Éditeur : Éditions Mosaïc Poche (juin 2016)

Pages : 435

 

En résumé :

Si je devais faire la liste de tout ce qui me rend très heureuse dans la vie, ce serait :

  • Le Joe’s, le restaurant plein de charme que je dirige – une véritable institution pour les 1407 habitants de Gideon’s Cove
  • Une famille (presque toujours) aimante, et surtout une sœur jumelle avec laquelle je partage une entente et une complicité à l’épreuve de tous les chocs de l’existence
  • Un chien que j’adore
  • Des employés fidèles et dévoués – quasiment une deuxième famille

Déjà pas mal, n’est-ce pas ?

Pourtant, si j’en avais le pouvoir, j’ajouterais volontiers une dernière petite chose à cette liste : un homme très amoureux de moi, que j’aimerais aussi à la folie, et avec lequel je vivrais un bonheur conjugal à faire pâlir d’envie toute la population féminine de Gideon’s Cove. Hélas, entre mon amour impossible e malencontreux pour le père Tim, le prêtre de la paroisse, mes blind dates catastrophiques et ma liaison torride avec Malone, ténébreux et mutique pêcheur de homards, je doute de pouvoir un jour y parvenir.

Mon avis :

Cette autrice est pour moi une valeur sûre, une bouffée d’air frais que j’aime lire entre deux sagas. A nouveau, je me suis lancée dans une de ses lectures au hasard puisque j’espère bien toute la lire.

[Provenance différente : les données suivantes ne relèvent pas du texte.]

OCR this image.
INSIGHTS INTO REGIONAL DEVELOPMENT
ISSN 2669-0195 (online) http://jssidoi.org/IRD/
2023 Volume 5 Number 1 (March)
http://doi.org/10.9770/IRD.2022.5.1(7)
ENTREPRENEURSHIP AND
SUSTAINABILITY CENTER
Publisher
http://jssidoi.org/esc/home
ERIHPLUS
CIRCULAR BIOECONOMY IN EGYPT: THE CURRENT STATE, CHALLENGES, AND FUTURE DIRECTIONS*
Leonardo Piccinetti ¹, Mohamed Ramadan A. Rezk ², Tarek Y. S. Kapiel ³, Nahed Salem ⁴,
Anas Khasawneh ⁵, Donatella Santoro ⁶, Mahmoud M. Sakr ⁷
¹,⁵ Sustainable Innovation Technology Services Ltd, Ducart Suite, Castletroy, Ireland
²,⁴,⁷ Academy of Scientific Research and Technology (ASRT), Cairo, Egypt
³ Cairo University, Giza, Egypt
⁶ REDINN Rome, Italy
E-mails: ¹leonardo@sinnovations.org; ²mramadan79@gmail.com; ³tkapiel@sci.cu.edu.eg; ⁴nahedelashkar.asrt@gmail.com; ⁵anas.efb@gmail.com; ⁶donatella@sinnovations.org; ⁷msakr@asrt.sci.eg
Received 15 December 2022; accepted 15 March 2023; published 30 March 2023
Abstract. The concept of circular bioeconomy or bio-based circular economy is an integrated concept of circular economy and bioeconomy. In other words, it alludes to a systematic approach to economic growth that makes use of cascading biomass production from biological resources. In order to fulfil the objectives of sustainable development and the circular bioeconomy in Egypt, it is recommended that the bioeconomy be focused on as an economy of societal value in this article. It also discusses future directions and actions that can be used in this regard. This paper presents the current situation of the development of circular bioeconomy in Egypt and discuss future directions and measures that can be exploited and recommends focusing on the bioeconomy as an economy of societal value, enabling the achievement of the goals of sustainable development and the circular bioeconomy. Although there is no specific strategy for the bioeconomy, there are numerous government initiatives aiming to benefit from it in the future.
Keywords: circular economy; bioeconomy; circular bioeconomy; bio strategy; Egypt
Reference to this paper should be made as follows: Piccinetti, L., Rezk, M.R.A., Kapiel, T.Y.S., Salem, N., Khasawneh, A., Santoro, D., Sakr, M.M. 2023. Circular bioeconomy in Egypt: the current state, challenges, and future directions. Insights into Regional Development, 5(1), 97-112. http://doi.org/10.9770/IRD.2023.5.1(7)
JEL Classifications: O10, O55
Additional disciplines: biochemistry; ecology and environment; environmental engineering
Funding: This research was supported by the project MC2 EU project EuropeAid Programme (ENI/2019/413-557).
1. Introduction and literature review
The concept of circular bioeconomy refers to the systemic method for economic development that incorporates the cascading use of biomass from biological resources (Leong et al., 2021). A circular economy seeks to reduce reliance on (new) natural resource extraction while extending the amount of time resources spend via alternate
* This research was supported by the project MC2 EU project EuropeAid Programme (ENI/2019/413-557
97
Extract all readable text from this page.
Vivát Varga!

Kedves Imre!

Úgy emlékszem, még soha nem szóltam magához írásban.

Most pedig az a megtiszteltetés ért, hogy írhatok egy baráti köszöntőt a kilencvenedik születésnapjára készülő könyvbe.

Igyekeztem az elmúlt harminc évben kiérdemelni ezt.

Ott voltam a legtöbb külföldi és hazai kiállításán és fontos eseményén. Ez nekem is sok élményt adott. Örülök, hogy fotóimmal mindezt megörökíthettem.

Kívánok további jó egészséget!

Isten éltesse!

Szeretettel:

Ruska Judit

Maggie est une jeune femme déçue par l’amour, qui depuis un an a développé malencontreusement des sentiments pour le prêtre de sa paroisse. Elle semble avoir fait le tour des mâles de sa petite ville et chaque nouveau rendez-vous avec un homme de l’extérieur s’avère plus catastrophique que le précédent. Encore une fois, la romance de Kristan est hautement prévisible et en même temps, fait preuve d’une véritable mignonnerie qui nous donne juste envie de sourire. Un récit drôle, émouvant jusqu’aux larmes et qui se clôt par une belle morale.

Encore une fois, Kristan Higgins nous rappelle :

  • Qu’on décide d’être heureux
  • Qu’en amour, il faut apprendre à lâcher prise.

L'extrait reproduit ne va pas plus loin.